Ana SayfaHaberlerGündemTaha Akyol: Ayasofya olduğu gibi kalmalıdır

Taha Akyol: Ayasofya olduğu gibi kalmalıdır

Karar yazarı Taha Akyol, bugünkü yazısında Ayasofya’nın siyasete açıldığını belirterek, “Ayasofya olduğu gibi kalmalıdır” dedi.

‘Ayasofya siyasete açıldı’

Evet doğru teşhis budur: Ayasofya siyasete açıldı; Karar gazetesinin önceki gün manşetiydi bu…

Ülkenin konuşulması gereken ağır sorunları var.

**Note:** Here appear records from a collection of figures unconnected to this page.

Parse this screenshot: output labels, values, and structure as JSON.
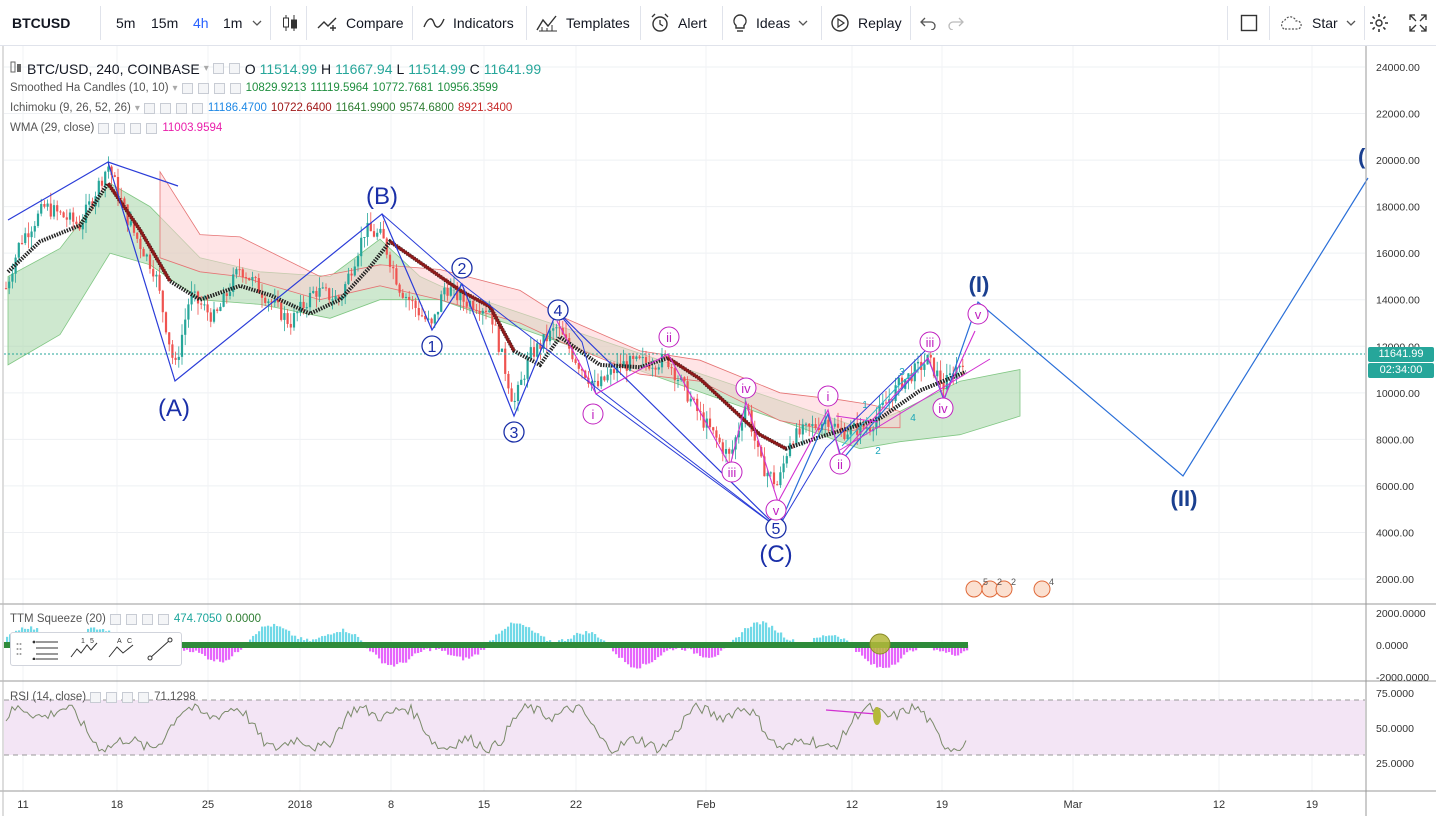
{
  "toolbar": {
    "symbol": "BTCUSD",
    "intervals": [
      "5m",
      "15m",
      "4h",
      "1m"
    ],
    "active_interval": "4h",
    "compare": "Compare",
    "indicators": "Indicators",
    "templates": "Templates",
    "alert": "Alert",
    "ideas": "Ideas",
    "replay": "Replay",
    "star": "Star"
  },
  "legend": {
    "main": {
      "title": "BTC/USD, 240, COINBASE",
      "o_label": "O",
      "o": "11514.99",
      "h_label": "H",
      "h": "11667.94",
      "l_label": "L",
      "l": "11514.99",
      "c_label": "C",
      "c": "11641.99"
    },
    "ha": {
      "title": "Smoothed Ha Candles (10, 10)",
      "v1": "10829.9213",
      "v2": "11119.5964",
      "v3": "10772.7681",
      "v4": "10956.3599"
    },
    "ichimoku": {
      "title": "Ichimoku (9, 26, 52, 26)",
      "v1": "11186.4700",
      "v2": "10722.6400",
      "v3": "11641.9900",
      "v4": "9574.6800",
      "v5": "8921.3400"
    },
    "wma": {
      "title": "WMA (29, close)",
      "v1": "11003.9594"
    },
    "ttm": {
      "title": "TTM Squeeze (20)",
      "v1": "474.7050",
      "v2": "0.0000"
    },
    "rsi": {
      "title": "RSI (14, close)",
      "v1": "71.1298"
    }
  },
  "price_axis": [
    "24000.00",
    "22000.00",
    "20000.00",
    "18000.00",
    "16000.00",
    "14000.00",
    "12000.00",
    "10000.00",
    "8000.00",
    "6000.00",
    "4000.00",
    "2000.00"
  ],
  "last_price": "11641.99",
  "countdown": "02:34:00",
  "ttm_axis": [
    "2000.0000",
    "0.0000",
    "-2000.0000"
  ],
  "rsi_axis": [
    "75.0000",
    "50.0000",
    "25.0000"
  ],
  "time_axis": [
    "11",
    "18",
    "25",
    "2018",
    "8",
    "15",
    "22",
    "Feb",
    "12",
    "19",
    "Mar",
    "12",
    "19"
  ],
  "wave_labels": {
    "A": "(A)",
    "B": "(B)",
    "C": "(C)",
    "I": "(I)",
    "II": "(II)",
    "III": "(",
    "n1": "1",
    "n2": "2",
    "n3": "3",
    "n4": "4",
    "n5": "5",
    "i1": "i",
    "ii1": "ii",
    "iii1": "iii",
    "iv1": "iv",
    "v1": "v",
    "i2": "i",
    "ii2": "ii",
    "iii2": "iii",
    "iv2": "iv",
    "v2": "v",
    "s1": "1",
    "s2": "2",
    "s3": "3",
    "s4": "4",
    "ev1": "5",
    "ev2": "2",
    "ev3": "2",
    "ev4": "4"
  },
  "colors": {
    "accent": "#2962ff",
    "up": "#26a69a",
    "down": "#ef5350",
    "wave_primary": "#1a3dbd",
    "wave_minor": "#c020c0",
    "ichimoku_green": "#a5d6a7",
    "ichimoku_red": "#ffcdd2",
    "rsi_band": "#f3e5f5"
  }
}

Siyaset bunları gündemden uzak tutuyor, denetim altındaki medya bunlardan bahsetmiyor.

Siyasetin gündemindeki konular oy hesabıyla ilgili konular: Seçim kanunlarını değiştirmek, CHP’nin İş Bankası’ndaki simgesel hissesini Maliye’ye aktarmak, Ayasofya’yı cami yapmak…

Halbuki Erdoğan daha bir yıl önce ne kadar doğru söylemişti:

“Bu işin bir siyasi boyutu var. Yan tarafta Sultanahmet’i doldurmayacaksın, ‘Ayasofya’yı dolduralım’ diyeceksin… Bu oyunlara gelmeyelim. Bunların hepsi tezgah. Biz ne zaman neyin nasıl yapılacağını çok iyi biliyoruz. Bu namussuzlar böyle dedi diye biz adım atmayız” (16 Mart 2019)

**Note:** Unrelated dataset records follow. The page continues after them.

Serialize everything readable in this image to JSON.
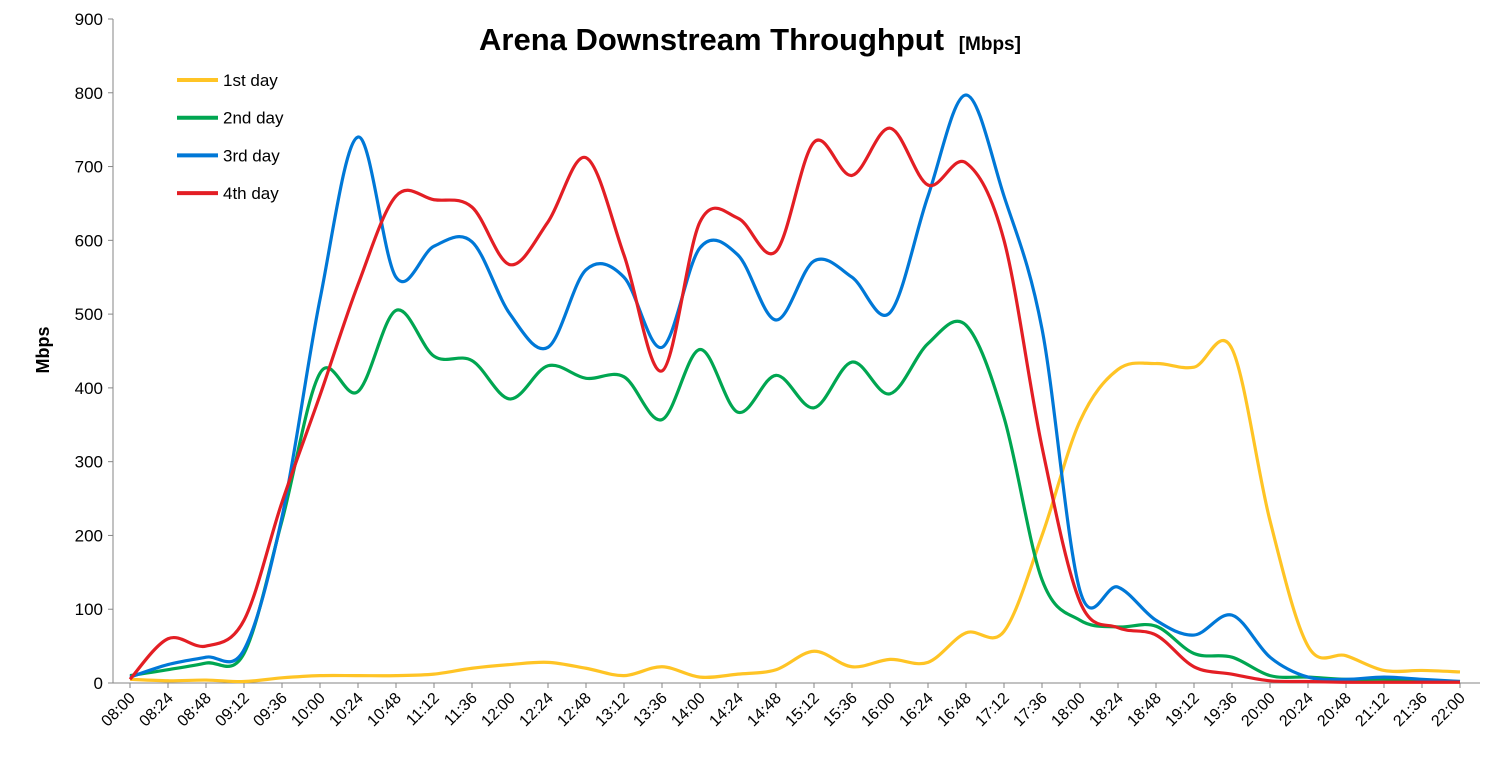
{
  "chart_data": {
    "type": "line",
    "title": "Arena Downstream Throughput",
    "title_unit": "[Mbps]",
    "xlabel": "",
    "ylabel": "Mbps",
    "ylim": [
      0,
      900
    ],
    "yticks": [
      0,
      100,
      200,
      300,
      400,
      500,
      600,
      700,
      800,
      900
    ],
    "grid": false,
    "legend_position": "top-left",
    "smooth": true,
    "categories": [
      "08:00",
      "08:24",
      "08:48",
      "09:12",
      "09:36",
      "10:00",
      "10:24",
      "10:48",
      "11:12",
      "11:36",
      "12:00",
      "12:24",
      "12:48",
      "13:12",
      "13:36",
      "14:00",
      "14:24",
      "14:48",
      "15:12",
      "15:36",
      "16:00",
      "16:24",
      "16:48",
      "17:12",
      "17:36",
      "18:00",
      "18:24",
      "18:48",
      "19:12",
      "19:36",
      "20:00",
      "20:24",
      "20:48",
      "21:12",
      "21:36",
      "22:00"
    ],
    "series": [
      {
        "name": "1st day",
        "color": "#FFC425",
        "values": [
          5,
          3,
          4,
          2,
          7,
          10,
          10,
          10,
          12,
          20,
          25,
          28,
          20,
          10,
          22,
          8,
          12,
          18,
          43,
          22,
          32,
          28,
          68,
          70,
          200,
          355,
          425,
          433,
          428,
          453,
          220,
          50,
          37,
          17,
          17,
          15
        ]
      },
      {
        "name": "2nd day",
        "color": "#00A651",
        "values": [
          10,
          18,
          27,
          40,
          220,
          420,
          395,
          505,
          443,
          437,
          385,
          430,
          413,
          415,
          357,
          452,
          367,
          417,
          373,
          435,
          392,
          460,
          485,
          360,
          140,
          85,
          76,
          77,
          40,
          35,
          10,
          8,
          5,
          5,
          3,
          2
        ]
      },
      {
        "name": "3rd day",
        "color": "#0078D7",
        "values": [
          8,
          25,
          35,
          45,
          225,
          520,
          740,
          550,
          592,
          598,
          500,
          455,
          560,
          550,
          455,
          590,
          580,
          492,
          572,
          550,
          502,
          660,
          797,
          660,
          480,
          125,
          130,
          85,
          65,
          92,
          35,
          8,
          5,
          8,
          5,
          2
        ]
      },
      {
        "name": "4th day",
        "color": "#E31E24",
        "values": [
          5,
          60,
          50,
          85,
          245,
          390,
          540,
          660,
          655,
          645,
          567,
          625,
          712,
          580,
          423,
          625,
          630,
          585,
          733,
          688,
          752,
          675,
          705,
          600,
          320,
          110,
          75,
          65,
          22,
          12,
          3,
          2,
          1,
          1,
          1,
          1
        ]
      }
    ]
  }
}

Bir yılda “siyasi boyut” olarak ne değişti?

Sadece derinleşen ekonomik kriz iktidarda oy endişesini arttırdı.

SİYASET İÇİN

İYİ Partili Musavat Dervişoğlu, Ayasofya’nın cami yapılması için Meclis’e önerge verdi. AK Parti “şimdi ret veriyoruz ama temmuzda gerekli adımlar atılacak” diyerek reddetti.

Oy getirecekse bize getirsin, başkası ortak olmasın!

Danıştay ne karar verirse, diye bir gerekçeleri de var.

Danıştay “cami olabilir” derse, dış dünyaya “bağımsız yargı kararını uyguladık”, içeride seçmenlere “camiye çevirdik” mi denilecek?.. Danıştay, daha önceki kararında dediği gibi “müze olması kamu yararına uygundur” diye karar verirse, seçmenlere “bizi yargı engelledi” mi denilecek? Bakıp göreceğiz.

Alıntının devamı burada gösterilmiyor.